Artificial Intelligence and chatbots, like ChatGPT, have already changed the software development landscape. As a platform that advocates for developer learning and upskilling, we firmly believe ChatGPT can and will help us make better software. Text generation can’t replace developer jobs, but it sure can help developers up their output in these careers.
In this article, we’ll explain four ways in which ChatGPT can maximize your productivity as a developer, as well as four reasons why it is not an -be-all and end-all solution to writing code. Using ChatGPT to its fullest potential while avoiding its pitfalls will allow your productivity to skyrocket!
We’ll cover:
How ChatGPT can help devs write better code#
ChatGPT is not the first machine learning tool to serve as a coding assistant.
Autocomplete and text-generation software has been helping us type code and even email faster for several years. We also have GitHub Copilot, which uses a production version of OpenAI’s GPT-3 to suggest improvements and flag potential problems in our code. As a coding assistant, ChatGPT distinguishes itself from Copilot with the ability to formulate detailed responses to conversational prompts instead of basic pre-programmed commands.
Here are four distinct ways using ChatGPT can make your life as a developer simpler.
1. Making coding more accessible#
Throughout the history of computer science, we’ve seen technological advancements that have enabled many more people to become developers. Largely thanks to methods of abstraction, it has become easier for more and more people to leverage complex technologies once only understood by highly specialized engineers.
For instance, high-level programming languages, in tandem with compilers and IDEs, allow today’s engineers to write human-readable code without having to write machine code (which is in binary and not human-friendly). Similarly, the improvement of AI assistants like Copilot is a promising sign that we’re still moving toward making coding a more accessible and enjoyable experience for all.
Benefitting from abstraction doesn’t necessarily mean that developers would be any less skilled or knowledgeable. Similarly, not knowing how a car engine works doesn’t make you a bad driver, and using autocomplete doesn’t make you a bad engineer. We can still build beautiful applications while benefiting from high-level languages like Java or machine learning tools like ChatGPT.
2. ChatGPT as a research assistant#
ChatGPT has been trained on over 45 terabytes of text data from various sources, including CommonCrawl, WebText2, and code in Python, HTML, JavaScript, and CSS.
ChatGPT generates responses based on this vast training dataset — and conveniently does so in response to human input. The ability to interpret human input can make ChatGPT a helpful research assistant. While its results still need validation, it can provide accurate results that can save us from scouring search engine results or StackOverflow. It can even offer further explanations that will aid coders in learning and understanding new concepts.

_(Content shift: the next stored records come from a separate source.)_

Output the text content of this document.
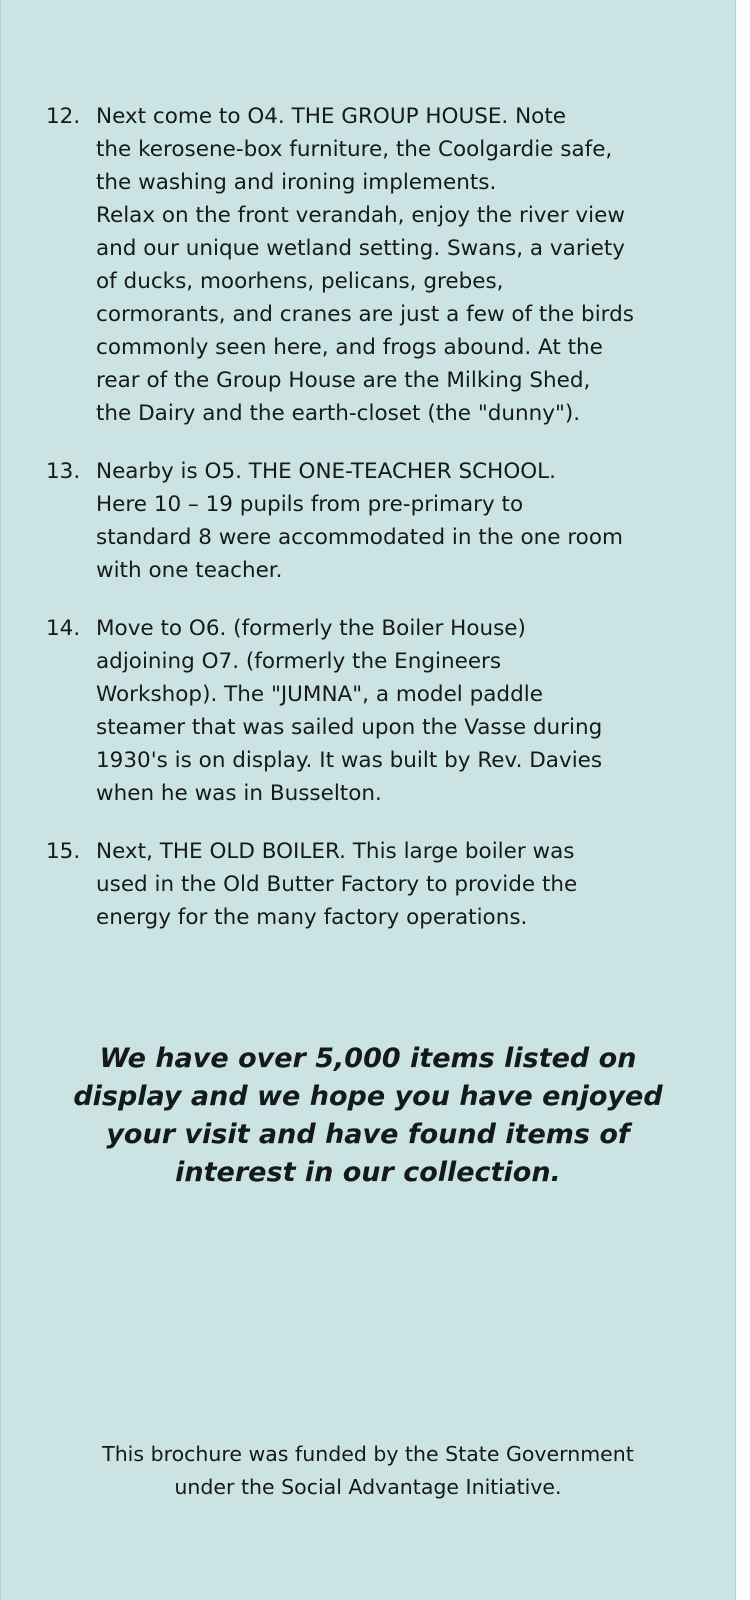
12. Next come to O4. THE GROUP HOUSE. Note
the kerosene-box furniture, the Coolgardie safe,
the washing and ironing implements.
Relax on the front verandah, enjoy the river view
and our unique wetland setting. Swans, a variety
of ducks, moorhens, pelicans, grebes,
cormorants, and cranes are just a few of the birds
commonly seen here, and frogs abound. At the
rear of the Group House are the Milking Shed,
the Dairy and the earth-closet (the "dunny").
13. Nearby is O5. THE ONE-TEACHER SCHOOL.
Here 10 – 19 pupils from pre-primary to
standard 8 were accommodated in the one room
with one teacher.
14. Move to O6. (formerly the Boiler House)
adjoining O7. (formerly the Engineers
Workshop). The "JUMNA", a model paddle
steamer that was sailed upon the Vasse during
1930's is on display. It was built by Rev. Davies
when he was in Busselton.
15. Next, THE OLD BOILER. This large boiler was
used in the Old Butter Factory to provide the
energy for the many factory operations.

We have over 5,000 items listed on
display and we hope you have enjoyed
your visit and have found items of
interest in our collection.

This brochure was funded by the State Government
under the Social Advantage Initiative.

This benefit can help us streamline our search for new and relevant knowledge while coding. No developer knows everything, and questions are bound to pop up in your mind every now and then. Hopping over to the OpenAI tab and having ChatGPT answer questions can save a lot of time spent researching. You shouldn’t use ChatGPT to pull all of your information, but this is an excellent method to get an answer in a matter of seconds.

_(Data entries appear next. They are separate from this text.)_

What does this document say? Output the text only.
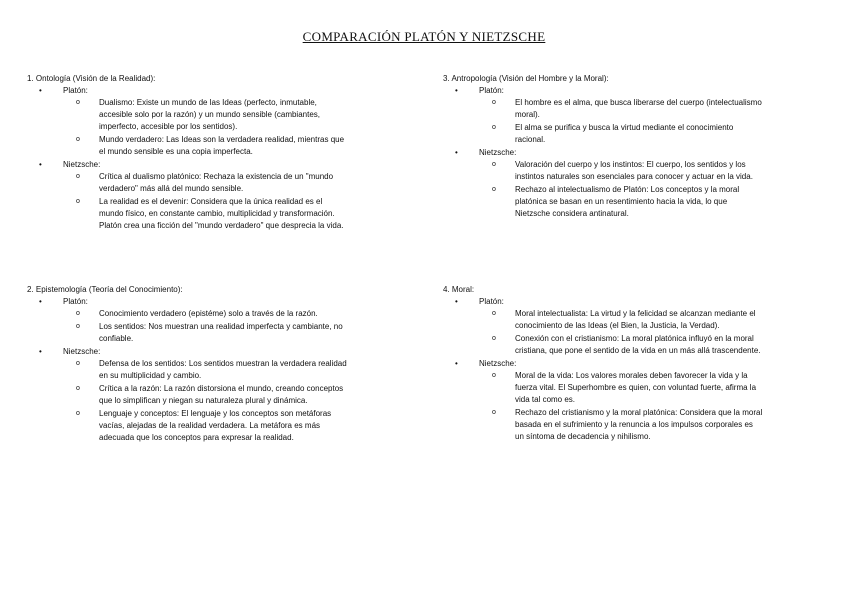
COMPARACIÓN PLATÓN Y NIETZSCHE

1. Ontología (Visión de la Realidad):

• Platón:

o Dualismo: Existe un mundo de las Ideas (perfecto, inmutable, accesible solo por la razón) y un mundo sensible (cambiantes, imperfecto, accesible por los sentidos).

o Mundo verdadero: Las Ideas son la verdadera realidad, mientras que el mundo sensible es una copia imperfecta.

• Nietzsche:

o Crítica al dualismo platónico: Rechaza la existencia de un "mundo verdadero" más allá del mundo sensible.

o La realidad es el devenir: Considera que la única realidad es el mundo físico, en constante cambio, multiplicidad y transformación. Platón crea una ficción del "mundo verdadero" que desprecia la vida.

2. Epistemología (Teoría del Conocimiento):

• Platón:

o Conocimiento verdadero (epistéme) solo a través de la razón.

o Los sentidos: Nos muestran una realidad imperfecta y cambiante, no confiable.

• Nietzsche:

o Defensa de los sentidos: Los sentidos muestran la verdadera realidad en su multiplicidad y cambio.

o Crítica a la razón: La razón distorsiona el mundo, creando conceptos que lo simplifican y niegan su naturaleza plural y dinámica.

o Lenguaje y conceptos: El lenguaje y los conceptos son metáforas vacías, alejadas de la realidad verdadera. La metáfora es más adecuada que los conceptos para expresar la realidad.

3. Antropología (Visión del Hombre y la Moral):

• Platón:

o El hombre es el alma, que busca liberarse del cuerpo (intelectualismo moral).

o El alma se purifica y busca la virtud mediante el conocimiento racional.

• Nietzsche:

o Valoración del cuerpo y los instintos: El cuerpo, los sentidos y los instintos naturales son esenciales para conocer y actuar en la vida.

o Rechazo al intelectualismo de Platón: Los conceptos y la moral platónica se basan en un resentimiento hacia la vida, lo que Nietzsche considera antinatural.

4. Moral:

• Platón:

o Moral intelectualista: La virtud y la felicidad se alcanzan mediante el conocimiento de las Ideas (el Bien, la Justicia, la Verdad).

o Conexión con el cristianismo: La moral platónica influyó en la moral cristiana, que pone el sentido de la vida en un más allá trascendente.

• Nietzsche:

o Moral de la vida: Los valores morales deben favorecer la vida y la fuerza vital. El Superhombre es quien, con voluntad fuerte, afirma la vida tal como es.

o Rechazo del cristianismo y la moral platónica: Considera que la moral basada en el sufrimiento y la renuncia a los impulsos corporales es un síntoma de decadencia y nihilismo.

3. Reducing tedium with ChatGPT#
ChatGPT will make coding more productive and bug-free. As it accommodates more complex requirements, we can look forward to it helping eliminate grunt work and accelerate productivity and testing.
As assistants such as ChatGPT evolve, many of the tedious tasks that have occupied developers could go away in the next decade, including:
- Automating unit tests
- Generating test cases based on parameters
- Analyzing code to suggest security best practices
- Automating QA
Another major benefit is automating the mundane task of creating documentation. ChatGPT can help developers generate documentation for their code, such as API and technical documentation. For example, ChatGPT can analyze your code and extract valuable information such as function and variable names, descriptions, and usage examples. It can then use this information to create detailed reports that are easy to navigate. This automation can save developer teams significant time and effort that would otherwise be dedicated to manually constructing the necessary documentation.
Other forms of documentation, such as user manuals, release notes, troubleshooting guides, and more, can also be expedited by ChatGPT. Although this chatbot cannot be a replacement for understanding your code, it is a great tool for efficiently maintaining proper documentation so that other teams (and new team members) can easily understand the dev team’s workflow.
Relieving developers of menial tasks can free them to think about more complex issues, optimizations, and higher-level concerns, such as an application’s implications for its users or business. Allowing this new AI chatbot to perform these actions, such as data processing, will open up your work schedule to focus on more critical and creative projects.
Some people think assistant tools make developers lazy. We strongly disagree. Once you’ve learned something, there’s no cognitive or productivity benefit to retyping the same line of code repeatedly. Why reinvent the wheel if the best code for a particular task has already been tried and tested? Besides, the problem you’re solving is probably more complicated than copying/pasting a few code snippets.
This benefit is analogous to how APIs simplified devs’ lives. For instance, the payment processing that Stripe now hides behind a single API once required developers to write 1,000 lines of code.